PFASense: Biosensors for PFAS monitoring
Team Lead: Simon D’Oelsnitz
Faculty: Pam Silver, Mike Springer
Contacts: Alex Li, Sam Inverso
Because of their long-term persistence in the environment, PFAs are being discovered contaminating more and more places. PFASense aims to develop protein-based biosensors for PFAs monitoring. The biosensor scaffold will be engineered to produce a detectable signal in bacteria, then screened for those that can indicate the presence of PFAs. Established directed evolution methods will then be used to refine the lead biosensor candidates to achieve target specificity and sensitivity.
RAPID-Vasc: Rapid assembly and perfusion for implant and device vascularization
Team Leads: Chris Chen, Subramanian Sundaram
Faculty: Chris Chen, Don Ingber
Contact: Gretchen Fougere
Despite three decades of significant progress in tissue engineering, a persistent challenge remains: generating networks of blood vessels to support thick, engineered tissues. This project is developing a new approach to rapidly assemble networks of hollow channels within cell-laden hydrogels, generating high-cell-density engineered vasculature for both in vitro and in vivo applications.
SCHISM: Deep library screening to reprogram proteases
Team Lead: Stefan Zukin
Faculty: George Church
Contact: Bill Bedell
Multiple FDA-approved therapeutics are proteases – enzymes that cut target proteins at specific amino acid sequences to either activate or inactivate them – but, to date, the clinical use of proteases has been limited to naturally-discovered proteases. This project aims to unlock a new class of drugs by using large mutant protease libraries coupled with machine learning to model the protease fitness landscape and enable the design of custom proteases that cut at desired sequences.

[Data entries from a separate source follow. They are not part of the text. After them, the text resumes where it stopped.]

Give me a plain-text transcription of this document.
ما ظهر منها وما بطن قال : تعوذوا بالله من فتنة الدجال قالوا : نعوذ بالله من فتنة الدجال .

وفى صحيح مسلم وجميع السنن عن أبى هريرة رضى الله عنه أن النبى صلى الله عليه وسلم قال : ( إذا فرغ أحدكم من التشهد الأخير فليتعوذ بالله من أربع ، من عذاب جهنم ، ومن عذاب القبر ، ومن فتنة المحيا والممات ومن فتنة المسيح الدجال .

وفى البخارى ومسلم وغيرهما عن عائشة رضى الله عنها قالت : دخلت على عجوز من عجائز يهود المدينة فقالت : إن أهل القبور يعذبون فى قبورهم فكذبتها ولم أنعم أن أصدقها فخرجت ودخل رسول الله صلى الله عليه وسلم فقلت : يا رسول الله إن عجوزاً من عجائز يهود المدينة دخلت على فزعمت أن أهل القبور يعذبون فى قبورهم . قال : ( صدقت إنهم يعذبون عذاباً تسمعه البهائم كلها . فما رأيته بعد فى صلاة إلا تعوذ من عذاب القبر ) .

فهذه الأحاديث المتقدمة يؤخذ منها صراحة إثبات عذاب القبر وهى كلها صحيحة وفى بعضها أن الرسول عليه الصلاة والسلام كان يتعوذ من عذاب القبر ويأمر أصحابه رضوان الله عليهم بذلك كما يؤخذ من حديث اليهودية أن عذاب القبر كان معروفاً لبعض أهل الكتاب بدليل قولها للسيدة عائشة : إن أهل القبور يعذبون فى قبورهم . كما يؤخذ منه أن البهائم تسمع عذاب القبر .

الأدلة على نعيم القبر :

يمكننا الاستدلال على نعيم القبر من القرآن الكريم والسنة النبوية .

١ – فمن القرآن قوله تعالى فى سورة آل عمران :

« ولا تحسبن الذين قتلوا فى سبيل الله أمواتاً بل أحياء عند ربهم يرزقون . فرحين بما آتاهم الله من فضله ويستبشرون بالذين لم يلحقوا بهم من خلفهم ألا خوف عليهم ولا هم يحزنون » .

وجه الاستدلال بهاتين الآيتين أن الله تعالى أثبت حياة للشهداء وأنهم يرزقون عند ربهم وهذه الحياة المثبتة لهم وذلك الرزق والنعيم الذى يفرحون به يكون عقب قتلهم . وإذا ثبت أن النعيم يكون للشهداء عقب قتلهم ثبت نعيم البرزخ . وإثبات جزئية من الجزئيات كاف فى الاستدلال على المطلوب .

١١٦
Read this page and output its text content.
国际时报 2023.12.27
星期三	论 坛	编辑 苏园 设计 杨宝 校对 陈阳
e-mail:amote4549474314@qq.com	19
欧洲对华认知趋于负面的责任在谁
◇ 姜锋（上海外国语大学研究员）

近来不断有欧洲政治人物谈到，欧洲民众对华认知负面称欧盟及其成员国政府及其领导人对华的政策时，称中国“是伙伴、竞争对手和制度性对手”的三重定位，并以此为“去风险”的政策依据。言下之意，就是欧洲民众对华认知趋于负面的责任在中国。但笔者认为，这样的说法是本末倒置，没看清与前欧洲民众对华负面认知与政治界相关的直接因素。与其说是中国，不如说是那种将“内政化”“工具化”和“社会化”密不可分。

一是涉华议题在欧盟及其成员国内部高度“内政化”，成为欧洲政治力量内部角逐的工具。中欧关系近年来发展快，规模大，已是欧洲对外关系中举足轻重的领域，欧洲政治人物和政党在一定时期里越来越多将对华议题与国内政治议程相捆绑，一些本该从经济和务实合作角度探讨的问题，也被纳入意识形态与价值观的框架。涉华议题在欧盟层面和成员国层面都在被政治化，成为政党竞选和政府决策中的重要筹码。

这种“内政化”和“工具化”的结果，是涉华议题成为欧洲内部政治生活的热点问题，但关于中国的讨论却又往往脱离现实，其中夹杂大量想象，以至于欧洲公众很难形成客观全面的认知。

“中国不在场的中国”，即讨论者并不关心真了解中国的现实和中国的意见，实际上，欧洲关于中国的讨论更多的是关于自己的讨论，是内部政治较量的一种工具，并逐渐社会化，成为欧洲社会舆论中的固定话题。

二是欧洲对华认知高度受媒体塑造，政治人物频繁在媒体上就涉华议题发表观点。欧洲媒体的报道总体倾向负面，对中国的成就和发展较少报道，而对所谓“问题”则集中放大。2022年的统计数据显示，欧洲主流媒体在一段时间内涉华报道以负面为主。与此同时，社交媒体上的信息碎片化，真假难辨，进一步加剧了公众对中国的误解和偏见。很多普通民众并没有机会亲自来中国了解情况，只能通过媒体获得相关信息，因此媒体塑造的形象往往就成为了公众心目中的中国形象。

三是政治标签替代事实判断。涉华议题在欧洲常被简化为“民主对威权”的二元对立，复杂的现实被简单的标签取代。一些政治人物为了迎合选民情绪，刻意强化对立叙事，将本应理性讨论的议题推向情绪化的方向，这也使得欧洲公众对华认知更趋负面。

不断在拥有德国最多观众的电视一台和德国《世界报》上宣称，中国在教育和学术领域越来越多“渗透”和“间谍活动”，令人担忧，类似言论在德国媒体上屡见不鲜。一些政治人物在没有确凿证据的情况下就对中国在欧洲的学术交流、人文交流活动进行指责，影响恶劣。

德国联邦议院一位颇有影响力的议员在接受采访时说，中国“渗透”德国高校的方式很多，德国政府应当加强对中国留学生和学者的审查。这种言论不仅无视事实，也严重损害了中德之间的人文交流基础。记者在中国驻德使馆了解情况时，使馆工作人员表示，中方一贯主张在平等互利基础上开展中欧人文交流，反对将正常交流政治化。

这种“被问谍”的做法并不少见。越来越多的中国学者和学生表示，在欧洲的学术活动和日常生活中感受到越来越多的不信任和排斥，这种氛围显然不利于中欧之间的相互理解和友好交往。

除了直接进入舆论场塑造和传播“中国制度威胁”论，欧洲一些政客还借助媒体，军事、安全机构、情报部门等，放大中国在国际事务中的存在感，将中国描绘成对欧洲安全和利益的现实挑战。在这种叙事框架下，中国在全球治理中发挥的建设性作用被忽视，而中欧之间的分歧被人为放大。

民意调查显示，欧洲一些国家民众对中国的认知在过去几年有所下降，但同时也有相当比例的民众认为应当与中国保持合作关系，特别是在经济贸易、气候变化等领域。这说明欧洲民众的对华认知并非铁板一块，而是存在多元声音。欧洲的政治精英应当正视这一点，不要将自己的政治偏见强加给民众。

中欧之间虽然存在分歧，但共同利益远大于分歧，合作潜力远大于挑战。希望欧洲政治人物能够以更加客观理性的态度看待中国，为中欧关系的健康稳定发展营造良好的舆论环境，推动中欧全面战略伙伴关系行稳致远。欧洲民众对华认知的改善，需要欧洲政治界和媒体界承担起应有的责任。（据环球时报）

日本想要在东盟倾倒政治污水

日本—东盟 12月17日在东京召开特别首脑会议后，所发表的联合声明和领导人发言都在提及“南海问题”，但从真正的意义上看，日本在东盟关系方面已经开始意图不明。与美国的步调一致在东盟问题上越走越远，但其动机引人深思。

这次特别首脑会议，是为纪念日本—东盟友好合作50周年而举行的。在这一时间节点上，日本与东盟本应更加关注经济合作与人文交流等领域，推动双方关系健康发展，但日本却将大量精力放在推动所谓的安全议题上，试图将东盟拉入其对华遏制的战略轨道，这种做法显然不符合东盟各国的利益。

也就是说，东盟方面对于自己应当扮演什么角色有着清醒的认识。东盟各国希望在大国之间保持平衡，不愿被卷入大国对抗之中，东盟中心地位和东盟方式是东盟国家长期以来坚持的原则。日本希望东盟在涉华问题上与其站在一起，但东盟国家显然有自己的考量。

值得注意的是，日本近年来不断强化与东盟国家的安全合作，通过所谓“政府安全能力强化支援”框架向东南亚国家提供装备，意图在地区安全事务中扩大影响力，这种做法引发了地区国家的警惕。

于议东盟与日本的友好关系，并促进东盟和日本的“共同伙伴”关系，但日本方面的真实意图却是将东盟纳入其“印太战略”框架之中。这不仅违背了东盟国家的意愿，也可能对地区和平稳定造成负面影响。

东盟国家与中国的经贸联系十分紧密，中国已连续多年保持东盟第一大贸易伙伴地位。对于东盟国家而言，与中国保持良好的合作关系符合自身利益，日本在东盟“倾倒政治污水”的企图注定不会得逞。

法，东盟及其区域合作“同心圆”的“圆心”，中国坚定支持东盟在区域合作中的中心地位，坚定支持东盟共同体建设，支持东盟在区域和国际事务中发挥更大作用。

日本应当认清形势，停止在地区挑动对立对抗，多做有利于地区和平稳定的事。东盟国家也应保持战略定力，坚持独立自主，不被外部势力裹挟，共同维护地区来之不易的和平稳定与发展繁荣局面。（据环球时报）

TIB: Tolerance-inducing biomaterials
Team Lead: Kwasi Adu-Berchie
Faculty: Dave Mooney, Georg Duda
Contact: Ally Chang
T regulatory cell (Treg) therapies hold immense promise for treating a wide variety of diseases, but targeting them to specific tissues in the body and maintaining their efficacy long-term are persistent challenges. Tolerance-Inducing Biomaterials (TIB) can be used to deliver Tregs to specific tissues, and create a niche to maintain their function over extended time periods. These materials can also be used to transform T effector cells (Teff) into Tregs at disease sites, simultaneously removing tissue-destructive cells while delivering pro-regenerative cells.